La ballade des cimetieres
Georges Brassens
J’ai des tombeaux en abondance Des sépultures à discrétion Dans tout cim’tièr’d’quelque importance J’ai ma petite concession. De l’humble tertre au mausolée Avec toujours quelqu’un dedans J’ai des p’tit’s boss’s plein les allées Et je suis triste cependant... Car je n’en ai pas et ça m’agace Et ça défrise mon blason Au cimetièr’du Montparnasse À quatre pas de ma maison À quatre pas de ma maison. J’en possède au Père-Lachaise A Bagneux à Thiais à Pantin Et jusque ne vous en déplaise Au fond du cimetièr’marin A la vill’comm’à la campagne Partout où l’on peut faire un trou J’ai mêm’des tombeaux en Espagne Qu’on me jalouse peu ou prou... Mais j’n’en ai pas la moindre trace Le plus humble petit soupçon Au cimetièr’du Montparnasse À quatre pas de ma maison À quatre pas de ma maison. Le jour des morts je cours le vole Je vais infatigablement De nécropole en nécropole De pierr’tombale en monument.
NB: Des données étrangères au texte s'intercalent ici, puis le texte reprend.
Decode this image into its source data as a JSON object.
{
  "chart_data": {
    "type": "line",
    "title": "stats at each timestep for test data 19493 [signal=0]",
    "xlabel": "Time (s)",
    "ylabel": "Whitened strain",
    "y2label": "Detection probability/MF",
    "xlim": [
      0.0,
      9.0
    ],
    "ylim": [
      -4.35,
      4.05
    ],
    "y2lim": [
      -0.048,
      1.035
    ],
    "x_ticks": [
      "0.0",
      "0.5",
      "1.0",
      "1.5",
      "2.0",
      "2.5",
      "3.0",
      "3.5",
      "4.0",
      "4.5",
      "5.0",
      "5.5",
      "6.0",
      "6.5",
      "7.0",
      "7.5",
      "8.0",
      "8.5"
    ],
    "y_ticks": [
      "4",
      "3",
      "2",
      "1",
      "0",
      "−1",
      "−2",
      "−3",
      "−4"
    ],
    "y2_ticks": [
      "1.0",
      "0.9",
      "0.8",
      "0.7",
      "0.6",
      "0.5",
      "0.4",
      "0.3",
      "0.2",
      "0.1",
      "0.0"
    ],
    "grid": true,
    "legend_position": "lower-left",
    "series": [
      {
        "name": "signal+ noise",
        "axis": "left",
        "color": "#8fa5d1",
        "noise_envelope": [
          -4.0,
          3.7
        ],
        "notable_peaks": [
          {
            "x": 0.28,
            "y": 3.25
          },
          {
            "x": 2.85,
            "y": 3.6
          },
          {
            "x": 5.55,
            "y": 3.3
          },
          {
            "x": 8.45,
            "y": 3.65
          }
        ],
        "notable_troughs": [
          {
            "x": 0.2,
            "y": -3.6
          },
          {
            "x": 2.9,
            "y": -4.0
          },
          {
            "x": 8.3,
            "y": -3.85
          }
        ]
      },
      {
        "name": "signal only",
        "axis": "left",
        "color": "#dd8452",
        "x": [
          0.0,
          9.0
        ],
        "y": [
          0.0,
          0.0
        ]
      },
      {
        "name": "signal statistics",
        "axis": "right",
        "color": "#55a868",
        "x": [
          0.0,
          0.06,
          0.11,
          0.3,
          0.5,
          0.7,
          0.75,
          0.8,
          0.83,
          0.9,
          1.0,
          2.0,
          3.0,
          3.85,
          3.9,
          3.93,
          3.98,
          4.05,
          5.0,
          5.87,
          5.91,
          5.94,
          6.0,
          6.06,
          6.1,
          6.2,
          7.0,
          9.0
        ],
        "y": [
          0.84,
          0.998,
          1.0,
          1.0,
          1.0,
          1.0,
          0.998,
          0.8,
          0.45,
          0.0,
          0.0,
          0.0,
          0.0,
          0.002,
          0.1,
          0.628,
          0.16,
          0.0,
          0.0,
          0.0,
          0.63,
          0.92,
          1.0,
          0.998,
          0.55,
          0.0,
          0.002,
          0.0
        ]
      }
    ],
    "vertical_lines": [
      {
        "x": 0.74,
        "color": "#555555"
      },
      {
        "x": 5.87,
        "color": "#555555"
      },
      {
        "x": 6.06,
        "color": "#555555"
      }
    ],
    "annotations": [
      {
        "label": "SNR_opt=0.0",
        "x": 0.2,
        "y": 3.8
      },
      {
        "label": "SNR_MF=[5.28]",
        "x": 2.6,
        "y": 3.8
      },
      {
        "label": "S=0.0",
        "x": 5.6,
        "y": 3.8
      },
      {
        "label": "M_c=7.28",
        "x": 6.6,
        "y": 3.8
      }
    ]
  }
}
On m’entrevoit sous un’couronne D’immortelles à Champerret Un peu plus tard c’est à Charonne Qu’on m’aperçoit sous un cyprès... Mais seul un fourbe aura l’audace De dir’ : " J’l’ai vu à l’horizon Du cimetièr’du Montparnasse À quatre pas de sa maison À quatre pas de sa maison ". Devant l’château d’ma grand-tante La marquise de Carabas Ma saint’famille languit d’attente : Mourra-t-ell’ mourra-t-elle pas ? L’un veut son or l’autre ses meubles Qui ses bijoux qui ses bib’lots Qui ses forêts qui ses immeubles Qui ses tapis qui ses tableaux... Moi je n’implore qu’une grâce C’est qu’ell’pass’la morte-saison Au cimetièr’du Montparnasse À quatre pas de ma maison À quatre pas de ma maison. Ainsi chantait la mort dans l’âme Un jeun’homm’de bonne tenue En train de ranimer la flamme Du soldat qui lui était connu Or il advint qu’le ciel eut marr’de L’entendre parler de ses caveaux. Et Dieu fit signe à la camarde De l’expédier rue Froidevaux... Mais les croqu’-morts qui étaient de Chartres Funeste erreur de livraison Menèr’nt sa dépouille à Montmartre De l’autr’côté de sa maison De l’autr’côté de sa maison.